Pénurie organisée (suite)

le 31/10/2013 L'AGEFI Hebdo

A l’heure où chacun s’interroge sur l’état des lieux cinq ans après la chute de Lehman Brothers, les politiques européens se félicitent du calme qui prévaut depuis l’été 2012 sur les marchés obligataires. La martingale très opportunément imaginée à l’époque par Mario Draghi, sous forme d’un éventuel recours ad libitum au programme OMT (Outright Monetary Transactions), a mis un terme à la frénésie anti-euro. Couplée à d’autres mesures exceptionnelles, la LTRO en particulier, cette menace, jamais mise à exécution, a permis une baisse spectaculaire des taux en Europe, accompagnée d’une renationalisation tout aussi remarquable des dettes nationales. De quoi assurer aux gouvernants européens des nuits moins agitées, aux économies du Sud du temps pour percevoir les premiers résultats de leurs politiques d’ajustement, et aux banques de se refaire une santé sans risque exagéré. Tout irait pour le mieux si ce « miracle » monétaire, une solution sans doute inévitable compte tenu de l’état d’urgence auquel était réduit le marché obligataire européen, ne générait pas une dépendance dont il sera bien difficile de sortir.

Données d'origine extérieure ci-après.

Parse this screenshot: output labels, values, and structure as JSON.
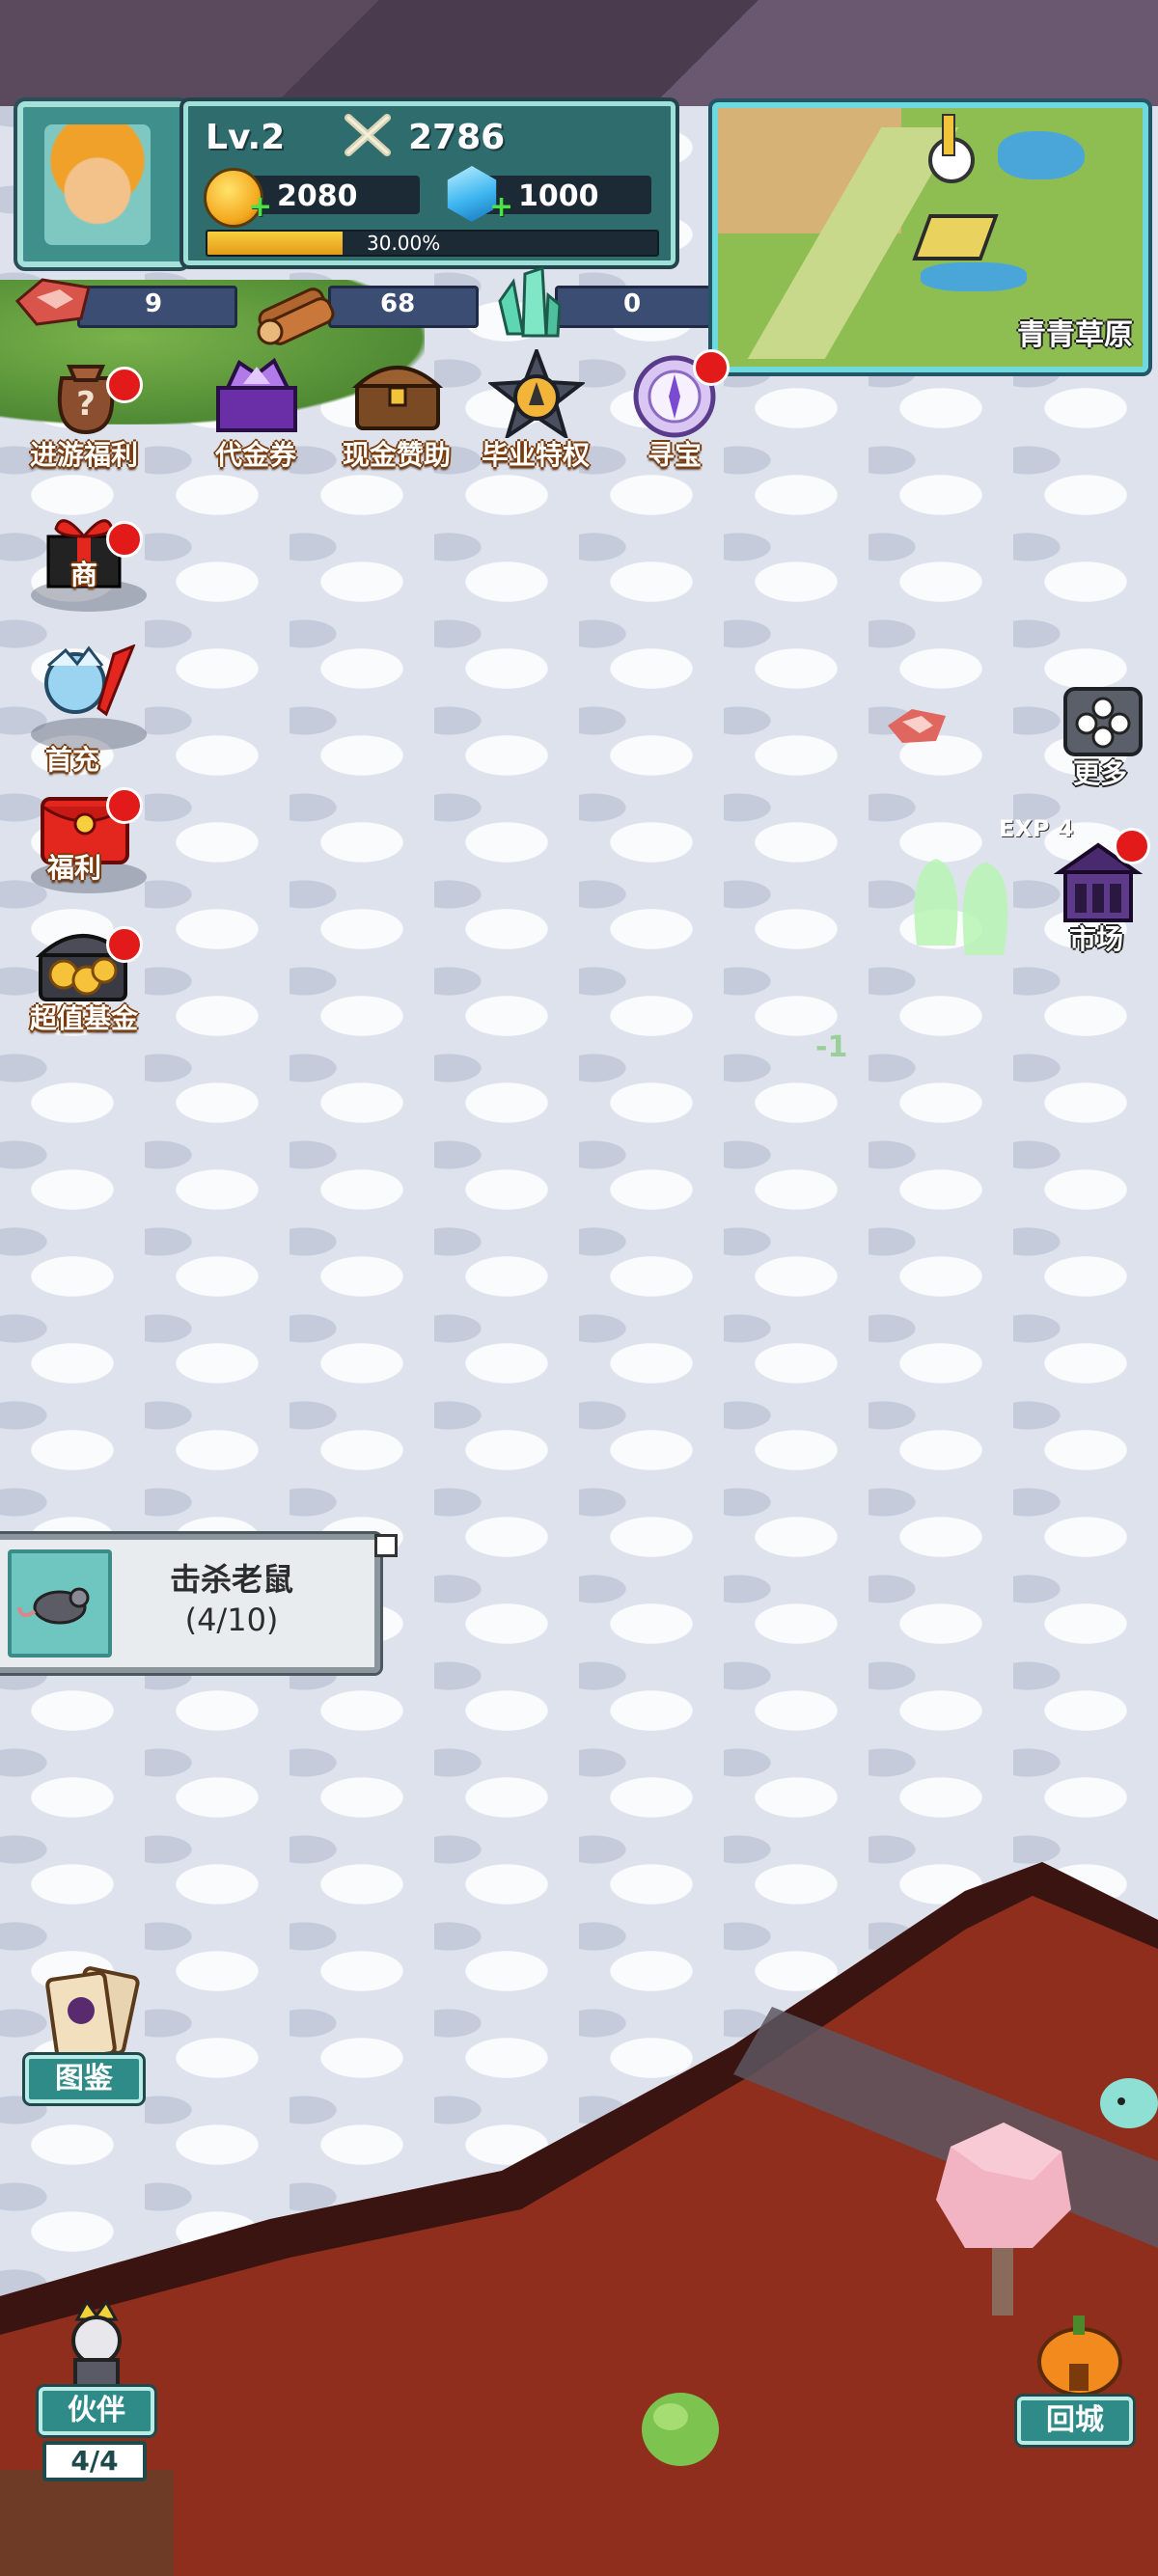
{
  "player": {
    "level": "Lv.2",
    "power": "2786",
    "gold": "2080",
    "gems": "1000",
    "exp_percent": "30.00%",
    "exp_fraction": 0.3
  },
  "resources": {
    "meat": "9",
    "wood": "68",
    "crystal": "0"
  },
  "minimap": {
    "area_name": "青青草原"
  },
  "top_menu": [
    {
      "label": "进游福利",
      "icon": "lucky-bag-icon",
      "badge": true
    },
    {
      "label": "代金券",
      "icon": "gem-box-icon",
      "badge": false
    },
    {
      "label": "现金赞助",
      "icon": "treasure-chest-icon",
      "badge": false
    },
    {
      "label": "毕业特权",
      "icon": "star-badge-icon",
      "badge": false
    },
    {
      "label": "寻宝",
      "icon": "compass-icon",
      "badge": true
    }
  ],
  "left_menu": [
    {
      "label": "商",
      "icon": "gift-box-icon",
      "badge": true
    },
    {
      "label": "首充",
      "icon": "hero-sword-icon",
      "badge": false
    },
    {
      "label": "福利",
      "icon": "red-envelope-icon",
      "badge": true
    },
    {
      "label": "超值基金",
      "icon": "gold-chest-icon",
      "badge": true
    }
  ],
  "right_menu": {
    "more": "更多",
    "market": "市场"
  },
  "floating": {
    "exp_popup": "EXP 4",
    "damage": "-1"
  },
  "quest": {
    "title": "击杀老鼠",
    "progress": "(4/10)"
  },
  "bottom": {
    "codex": "图鉴",
    "partner": "伙伴",
    "partner_count": "4/4",
    "return_city": "回城"
  },
  "colors": {
    "teal_panel": "#2e6c6e",
    "teal_border": "#9fe0d8",
    "badge_red": "#e31a1a",
    "exp_gold": "#f6cf3f",
    "lava": "#8f2e1c"
  }
}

Au rebours de la volonté affichée de découpler le sort des banques de celui des finances publiques locales, la renationalisation des marchés de dette exacerbe le risque d’une rechute générale en cas de nouveau choc dans le système financier. Toute remontée des taux aurait un effet d’autant plus violent sur des banques à peine convalescentes. De plus, ce système qui revient à leur demander d’assurer le sauvetage des Etats grâce au soutien de la banque centrale signifie l’entrée dans une logique « à la japonaise » où une dette publique colossale est rendue compatible avec des taux bas grâce à sa nationalisation quasi intégrale. Non seulement cette tendance va à l’inverse des intentions des créateurs de l’euro, mais elle organise encore la pénurie du crédit en Europe, notamment au Sud. Celle-ci s’aggrave toujours, du fait de la formidable prime obligataire assurée par les injections de fonds de la BCE. Les chiffres des banques et de l’institut d’émission soulignent l’importance des « carry trades » sur dettes souveraines dans les résultats bancaires et le recul concomitant des encours sur le secteur privé.

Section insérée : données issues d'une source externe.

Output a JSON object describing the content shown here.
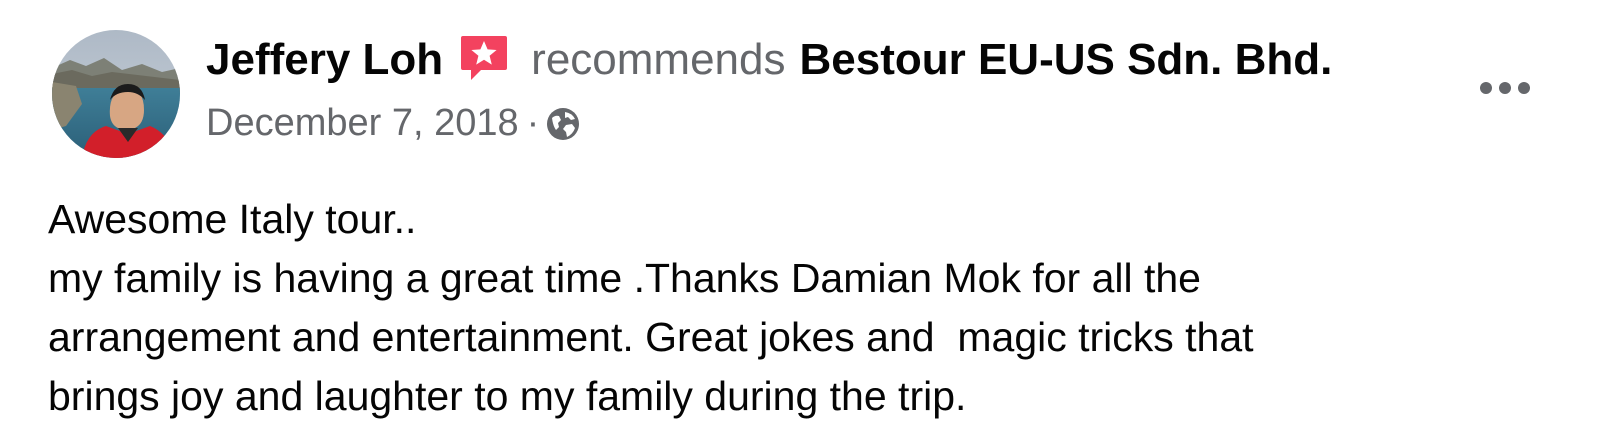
{
  "post": {
    "author": "Jeffery Loh",
    "recommends": "recommends",
    "page": "Bestour EU-US Sdn. Bhd.",
    "date": "December 7, 2018",
    "separator": "·",
    "audience_icon": "globe-icon",
    "recommendation_icon": "recommendation-star-icon",
    "more_icon": "more-options-icon",
    "lines": [
      "Awesome Italy tour..",
      "my family is having a great time .Thanks Damian Mok for all the",
      "arrangement and entertainment. Great jokes and  magic tricks that",
      "brings joy and laughter to my family during the trip."
    ]
  },
  "colors": {
    "text_primary": "#050505",
    "text_secondary": "#65676b",
    "recommend_badge": "#f3425f"
  }
}
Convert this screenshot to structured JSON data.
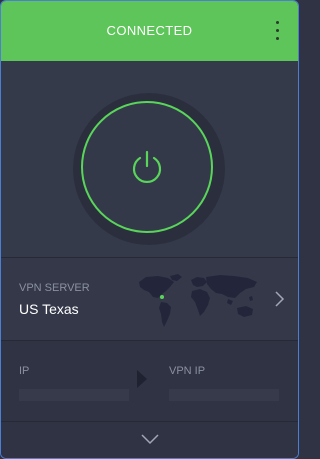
{
  "header": {
    "status": "CONNECTED",
    "menu_icon": "kebab-menu-icon",
    "color": "#5ec55a"
  },
  "power": {
    "icon": "power-icon",
    "ring_color": "#59d65a"
  },
  "server": {
    "label": "VPN SERVER",
    "name": "US Texas",
    "map_icon": "world-map-icon",
    "chevron_icon": "chevron-right-icon"
  },
  "ip": {
    "left_label": "IP",
    "right_label": "VPN IP",
    "arrow_icon": "arrow-right-icon"
  },
  "footer": {
    "expand_icon": "chevron-down-icon"
  }
}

Ainsi, au frein consistant dans certains pays à encourager une épargne réputée sans risque au détriment de placements plus rémunérateurs (lire l’éditorial « Pénurie organisée », L’Agefi Hebdo n°391), s’ajoute dans d’autres celui de substituer le financement des Etats à celui de l’économie. Le rationnement du crédit aux entreprises ne doit rien au hasard et hypothèque par construction les perspectives de reprise. Alors que la BCE s’apprête à lancer une revue des actifs destinée à durer toute une année, il est à craindre que les banques n’auront dans l’intervalle aucun intérêt à se départir de cette avantageuse frilosité.